You will notice that even in the context of the eval you can still access self (part of the globals() in this case). That's pretty useful.

As I mentioned before, you can also modify the instance of __main__.RepoSurgeon within which your code runs (more about this below).

In order to see all methods etc, use dir(self) in your function (or at the top-level when exec-ing the Python code file).

So simply add this line to myfunc:

dir(self)

making it:

def myfunc():
    from pprint import pprint
    pprint(globals())
    pprint(locals())
    dir(self)

after invoking the exec and eval commands again (on Linux recall it as you would in the shell using cursor Up) you should now see most of the functions listed you'd also be able to find the the RepoSurgeon code.

Note: simply re-running RepoSurgeon's exec command followed by another eval myfunc() will now add the output of the attributes of __main__.RepoSurgeon.

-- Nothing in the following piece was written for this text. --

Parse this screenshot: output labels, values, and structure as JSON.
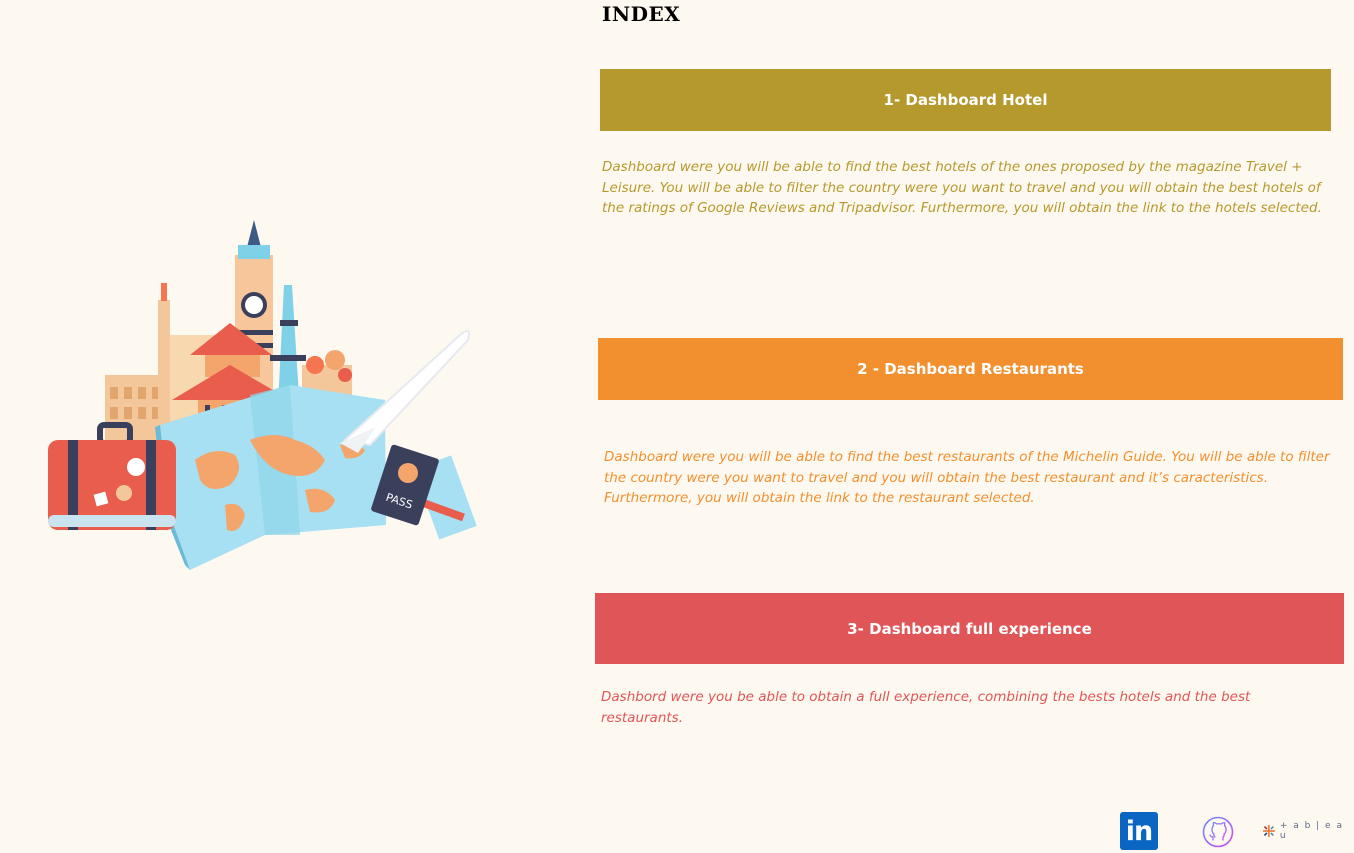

While all of this is cool so far and should give you a feeling for how to run your own Python code in RepoSurgeon, you can also replace existing __main__.RepoSurgeon methods. Read on.

Hooking into RepoSurgeon and replacing functionality

With the access to self comes the power to add functionality and to modify existing functionality.

RepoSurgeon.precmd looks like a worthy candidate for this. It's the method that gets called prior to running the actual command and performs a syntax check as well as setting the selection set that is so vital in many RepoSurgeon commands.

What we need is the prototype of precmd. Here it is:

def precmd(self, line):

What was the trick again in replacing method? Alex Martelli's answer here leads the way ...

We can simply use this as our (complete) Python file to exec:

if self:
    if not 'orig_precmd' in self.__dict__:
        setattr(self, 'orig_precmd', self.precmd) # save original precmd
    def myprecmd(self, line):
        print("[pre-precmd] '%s'" % line)
        orig_precmd = getattr(self, 'orig_precmd')
        return self.orig_precmd(line)
    setattr(self, 'precmd', myprecmd.__get__(self, self.__class__))

The if self: is merely to scope our code.
The check for 'orig_precmd' ensures we're not overwriting the value of this attribute again upon subsequent calls to exec.
myprecmd(self, line): contains our version of __main__.RepoSurgeon.precmd. The awesome new functionality it adds is to parrot the command that was entered.
Last but not least the second setattr() simply overrides the __main__.RepoSurgeon.precmd with our version. Any subsequent call RepoSurgeon makes to self.precmd() will go through our "hook" now.

Remember, we are overriding internal code of RepoSurgeon, so tread carefully and don't do anything silly. The code is very readable, albeit a whopping 10k LoC.

Next time you issue any command, you should have it parroted back at you. Consider the following (RepoSurgeon prompt plus excerpt from output):

reposurgeon% =O list
[pre-precmd] '=O list'

=O list is the command I entered and [pre-precmd] '=O list' the output it yields (followed by the actual output, since I am calling the original implementation of __main__.RepoSurgeon.precmd in my version).

Conclusion

The RepoSurgeon commands exec and eval provide a powerful means to override existing functionality and add new functionality in RepoSurgeon.

The hook example is a superset of "simply" extending RepoSurgeon by using eval with a previously exec'd function. It allows to sneak code into the guts of RepoSurgeon and bend it to our will where ever it has shortcomings (of which I have only found a handful so far).

Kudos to ESR for this design decision. There is no need for a plugin framework this way.